In the OT, they worshipped God through a thanksgiving offering, but we express our worship through a life of thanksgiving, including obedience to God and joy in God (see Leviticus 7:11-16; 1 Chronicles 29:10-22; 2 Chronicles 29:31; Psalm 22:25; 50:14, 23; 56:12-13; 107:22; 118:27-29; Philippians 4:4-7; Hebrews 13:15-16).
Rather than offering ourselves to the world (which the idolater does in chapter 1), we present ourselves to God. Rather than having a corrupted mind that suppresses the truth of God by failing to give thanks, we renew our mind with truth by acknowledging God and His work through gratitude. Ingratitude comes from idolatry and creates more idolatry, whereas worship arises from gratitude and produces more gratitude. Which cycle do you want to get stuck in?
Are You a Romans 1 or Romans 12 Person?
In Romans 1, we see the person who rejects God, and ingratitude is listed as a central cause and symptom of a life of sin and frustration. In Romans 12, we see a person fully submitted to God, with gratitude again showing up as a central cause and symptom. There are two ways to live, grateful or ungrateful. Whichever one we walk in will either draw us near or distance us from God. We start down the path of gratitude, worship, and obedience by practicing giving thanks, one small step at a time.
What do you have from God? What blessings has God given you? Where has He shown you kindness, mercy, grace, love, and faithfulness? What trials and struggles has He carried you through?
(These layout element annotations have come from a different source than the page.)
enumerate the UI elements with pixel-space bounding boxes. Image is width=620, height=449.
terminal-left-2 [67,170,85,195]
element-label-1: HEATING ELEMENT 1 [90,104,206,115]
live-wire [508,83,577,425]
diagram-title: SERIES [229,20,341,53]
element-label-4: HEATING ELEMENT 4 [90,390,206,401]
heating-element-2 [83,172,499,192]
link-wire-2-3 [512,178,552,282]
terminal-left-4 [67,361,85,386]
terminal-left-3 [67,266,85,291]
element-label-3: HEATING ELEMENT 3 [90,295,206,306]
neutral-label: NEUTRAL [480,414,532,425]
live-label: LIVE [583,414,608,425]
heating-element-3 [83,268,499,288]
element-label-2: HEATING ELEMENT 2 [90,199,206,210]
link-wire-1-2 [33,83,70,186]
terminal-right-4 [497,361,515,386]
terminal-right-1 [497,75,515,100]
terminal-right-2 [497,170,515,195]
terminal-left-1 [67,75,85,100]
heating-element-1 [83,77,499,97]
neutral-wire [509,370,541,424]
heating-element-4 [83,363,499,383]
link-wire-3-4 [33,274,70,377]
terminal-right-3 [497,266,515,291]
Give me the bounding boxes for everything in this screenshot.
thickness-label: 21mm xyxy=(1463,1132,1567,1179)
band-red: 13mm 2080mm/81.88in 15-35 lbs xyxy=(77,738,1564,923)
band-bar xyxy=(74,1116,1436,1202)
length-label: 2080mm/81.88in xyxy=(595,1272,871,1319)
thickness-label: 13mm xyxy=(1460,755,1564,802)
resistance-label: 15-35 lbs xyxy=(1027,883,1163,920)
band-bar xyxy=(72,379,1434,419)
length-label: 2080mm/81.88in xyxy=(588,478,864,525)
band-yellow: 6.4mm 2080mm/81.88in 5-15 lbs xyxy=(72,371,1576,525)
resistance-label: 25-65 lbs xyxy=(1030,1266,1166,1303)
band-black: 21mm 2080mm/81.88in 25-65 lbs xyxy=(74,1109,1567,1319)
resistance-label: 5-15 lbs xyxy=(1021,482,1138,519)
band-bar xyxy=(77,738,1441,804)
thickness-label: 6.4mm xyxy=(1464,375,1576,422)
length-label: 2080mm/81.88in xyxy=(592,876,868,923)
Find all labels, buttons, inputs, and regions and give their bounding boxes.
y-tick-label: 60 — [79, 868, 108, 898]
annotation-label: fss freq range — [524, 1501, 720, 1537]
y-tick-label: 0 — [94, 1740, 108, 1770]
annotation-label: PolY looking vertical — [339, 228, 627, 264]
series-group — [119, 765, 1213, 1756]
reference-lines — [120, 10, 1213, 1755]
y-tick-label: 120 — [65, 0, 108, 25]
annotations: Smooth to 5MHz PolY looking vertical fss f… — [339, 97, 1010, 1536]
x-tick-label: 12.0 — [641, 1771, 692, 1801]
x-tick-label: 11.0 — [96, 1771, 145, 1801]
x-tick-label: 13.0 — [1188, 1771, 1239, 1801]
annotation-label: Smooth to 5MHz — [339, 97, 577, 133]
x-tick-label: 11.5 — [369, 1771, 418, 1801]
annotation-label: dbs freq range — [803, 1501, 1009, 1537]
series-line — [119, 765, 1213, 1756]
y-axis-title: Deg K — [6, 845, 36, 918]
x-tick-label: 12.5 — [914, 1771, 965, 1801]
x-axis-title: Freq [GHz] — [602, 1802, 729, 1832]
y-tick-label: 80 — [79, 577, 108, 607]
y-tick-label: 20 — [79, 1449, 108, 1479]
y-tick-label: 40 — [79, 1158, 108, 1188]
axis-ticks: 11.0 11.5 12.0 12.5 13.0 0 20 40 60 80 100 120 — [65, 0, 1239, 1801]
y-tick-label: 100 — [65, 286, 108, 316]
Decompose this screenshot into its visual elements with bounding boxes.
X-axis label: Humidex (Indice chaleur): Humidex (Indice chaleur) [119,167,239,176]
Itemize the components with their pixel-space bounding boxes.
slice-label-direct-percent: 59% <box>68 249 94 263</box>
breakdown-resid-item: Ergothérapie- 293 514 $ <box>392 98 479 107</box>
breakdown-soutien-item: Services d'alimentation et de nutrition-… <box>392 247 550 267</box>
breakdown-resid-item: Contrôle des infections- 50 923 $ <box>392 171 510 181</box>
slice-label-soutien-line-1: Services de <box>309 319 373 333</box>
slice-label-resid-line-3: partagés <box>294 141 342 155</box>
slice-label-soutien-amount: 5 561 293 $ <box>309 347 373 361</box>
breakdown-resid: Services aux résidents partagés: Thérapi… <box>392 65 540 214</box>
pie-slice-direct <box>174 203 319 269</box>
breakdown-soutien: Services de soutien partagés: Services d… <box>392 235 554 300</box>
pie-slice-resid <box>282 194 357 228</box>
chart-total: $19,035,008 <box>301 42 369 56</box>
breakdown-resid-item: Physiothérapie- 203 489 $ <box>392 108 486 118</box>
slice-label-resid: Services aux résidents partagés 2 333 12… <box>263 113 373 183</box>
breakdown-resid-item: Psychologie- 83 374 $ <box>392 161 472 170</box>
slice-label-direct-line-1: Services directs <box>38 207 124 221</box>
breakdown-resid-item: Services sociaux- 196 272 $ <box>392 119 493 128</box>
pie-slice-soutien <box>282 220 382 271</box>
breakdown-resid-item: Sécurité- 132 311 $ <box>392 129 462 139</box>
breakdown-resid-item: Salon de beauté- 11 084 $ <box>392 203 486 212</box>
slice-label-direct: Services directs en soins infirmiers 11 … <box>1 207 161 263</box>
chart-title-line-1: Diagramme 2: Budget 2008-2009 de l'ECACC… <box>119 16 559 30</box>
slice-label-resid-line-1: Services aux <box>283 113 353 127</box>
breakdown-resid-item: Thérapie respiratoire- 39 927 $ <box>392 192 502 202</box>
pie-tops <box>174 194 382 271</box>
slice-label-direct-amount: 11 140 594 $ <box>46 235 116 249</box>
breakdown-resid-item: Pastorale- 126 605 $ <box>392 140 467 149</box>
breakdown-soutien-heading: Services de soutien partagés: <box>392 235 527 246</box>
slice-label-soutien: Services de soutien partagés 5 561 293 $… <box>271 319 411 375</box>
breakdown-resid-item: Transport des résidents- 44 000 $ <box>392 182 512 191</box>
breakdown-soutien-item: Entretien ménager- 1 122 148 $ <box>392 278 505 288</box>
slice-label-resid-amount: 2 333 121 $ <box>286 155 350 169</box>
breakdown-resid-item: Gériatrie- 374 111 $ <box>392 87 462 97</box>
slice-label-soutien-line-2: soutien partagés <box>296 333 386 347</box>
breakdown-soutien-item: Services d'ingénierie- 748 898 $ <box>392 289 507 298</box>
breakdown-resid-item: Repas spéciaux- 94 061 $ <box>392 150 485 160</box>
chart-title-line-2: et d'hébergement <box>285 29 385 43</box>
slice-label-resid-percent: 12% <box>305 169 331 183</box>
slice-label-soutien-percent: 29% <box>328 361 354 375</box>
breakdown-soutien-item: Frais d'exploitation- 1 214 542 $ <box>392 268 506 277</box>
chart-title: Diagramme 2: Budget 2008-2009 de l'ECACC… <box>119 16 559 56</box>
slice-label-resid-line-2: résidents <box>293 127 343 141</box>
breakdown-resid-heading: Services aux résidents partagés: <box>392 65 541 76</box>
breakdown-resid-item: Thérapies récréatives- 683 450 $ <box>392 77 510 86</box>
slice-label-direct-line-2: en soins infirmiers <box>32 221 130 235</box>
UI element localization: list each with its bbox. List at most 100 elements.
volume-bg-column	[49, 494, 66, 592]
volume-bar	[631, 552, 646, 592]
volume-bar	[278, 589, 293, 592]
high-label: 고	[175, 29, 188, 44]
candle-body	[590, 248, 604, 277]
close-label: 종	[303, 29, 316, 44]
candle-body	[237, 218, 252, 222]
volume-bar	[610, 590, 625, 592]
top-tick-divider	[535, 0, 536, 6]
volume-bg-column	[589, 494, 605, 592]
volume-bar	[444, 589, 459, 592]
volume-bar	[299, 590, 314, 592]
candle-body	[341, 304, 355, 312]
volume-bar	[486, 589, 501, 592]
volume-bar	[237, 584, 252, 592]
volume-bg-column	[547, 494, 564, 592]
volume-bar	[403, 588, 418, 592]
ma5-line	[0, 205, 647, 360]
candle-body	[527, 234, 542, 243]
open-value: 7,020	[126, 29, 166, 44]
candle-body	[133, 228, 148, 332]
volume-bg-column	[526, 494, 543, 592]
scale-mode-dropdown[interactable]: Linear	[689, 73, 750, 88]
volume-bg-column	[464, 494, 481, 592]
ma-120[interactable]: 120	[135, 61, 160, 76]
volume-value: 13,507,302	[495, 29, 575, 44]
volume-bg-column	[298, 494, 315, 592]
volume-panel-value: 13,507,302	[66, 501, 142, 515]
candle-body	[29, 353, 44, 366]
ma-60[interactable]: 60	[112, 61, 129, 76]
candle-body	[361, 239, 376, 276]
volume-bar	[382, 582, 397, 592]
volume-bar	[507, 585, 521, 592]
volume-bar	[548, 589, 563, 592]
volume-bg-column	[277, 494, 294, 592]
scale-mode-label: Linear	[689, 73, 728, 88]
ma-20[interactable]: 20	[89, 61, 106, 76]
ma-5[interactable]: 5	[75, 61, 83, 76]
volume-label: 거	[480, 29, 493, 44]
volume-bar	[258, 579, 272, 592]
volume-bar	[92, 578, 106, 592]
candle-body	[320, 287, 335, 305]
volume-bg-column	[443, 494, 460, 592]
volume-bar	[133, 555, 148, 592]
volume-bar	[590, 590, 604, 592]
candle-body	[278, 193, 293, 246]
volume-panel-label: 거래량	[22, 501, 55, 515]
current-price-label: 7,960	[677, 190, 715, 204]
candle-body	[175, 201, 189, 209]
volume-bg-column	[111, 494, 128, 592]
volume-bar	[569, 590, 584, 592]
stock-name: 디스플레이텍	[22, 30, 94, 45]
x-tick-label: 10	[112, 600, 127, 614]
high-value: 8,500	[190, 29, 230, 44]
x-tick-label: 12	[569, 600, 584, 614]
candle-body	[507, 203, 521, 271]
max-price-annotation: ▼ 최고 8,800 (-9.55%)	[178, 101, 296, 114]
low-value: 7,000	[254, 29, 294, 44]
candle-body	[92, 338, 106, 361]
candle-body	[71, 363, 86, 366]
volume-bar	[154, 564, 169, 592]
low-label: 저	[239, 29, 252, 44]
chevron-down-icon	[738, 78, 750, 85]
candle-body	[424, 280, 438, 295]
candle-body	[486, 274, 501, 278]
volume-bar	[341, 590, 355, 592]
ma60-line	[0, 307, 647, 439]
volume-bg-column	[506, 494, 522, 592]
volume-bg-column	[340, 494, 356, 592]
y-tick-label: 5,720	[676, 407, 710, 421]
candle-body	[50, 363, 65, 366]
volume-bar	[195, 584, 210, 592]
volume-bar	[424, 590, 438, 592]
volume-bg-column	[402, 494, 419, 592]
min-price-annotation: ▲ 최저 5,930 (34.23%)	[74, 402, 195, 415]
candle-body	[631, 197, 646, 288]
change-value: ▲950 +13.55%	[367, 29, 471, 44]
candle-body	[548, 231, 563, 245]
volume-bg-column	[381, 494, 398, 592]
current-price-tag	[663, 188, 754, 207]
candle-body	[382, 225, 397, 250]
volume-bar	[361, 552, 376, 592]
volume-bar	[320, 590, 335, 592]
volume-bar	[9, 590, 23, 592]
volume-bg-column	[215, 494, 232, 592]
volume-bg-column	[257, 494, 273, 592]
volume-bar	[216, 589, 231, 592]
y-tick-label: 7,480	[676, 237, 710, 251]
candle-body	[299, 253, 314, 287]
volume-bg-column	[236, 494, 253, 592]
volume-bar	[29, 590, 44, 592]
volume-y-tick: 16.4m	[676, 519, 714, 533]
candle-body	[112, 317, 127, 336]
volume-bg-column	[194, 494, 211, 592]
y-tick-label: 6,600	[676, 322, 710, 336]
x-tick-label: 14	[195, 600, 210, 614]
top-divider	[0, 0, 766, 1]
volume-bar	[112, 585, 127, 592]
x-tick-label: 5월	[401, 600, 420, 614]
What has God taught you about who He is or who you are in Christ?
These are all opportunities to give thanks and continue down the path of Romans 12 that leads to more gratitude, right thinking, worship, and holiness (being more like Jesus).
David Pao, Thanksgiving: An investigation of a Pauline theme(Downers Grove: InterVarsity Press, 2002), 102. Bold mine.
Nancy Leigh DeMoss, Choosing Gratitude(Chicago: Moody Publishers, 2009), 54 on kindle.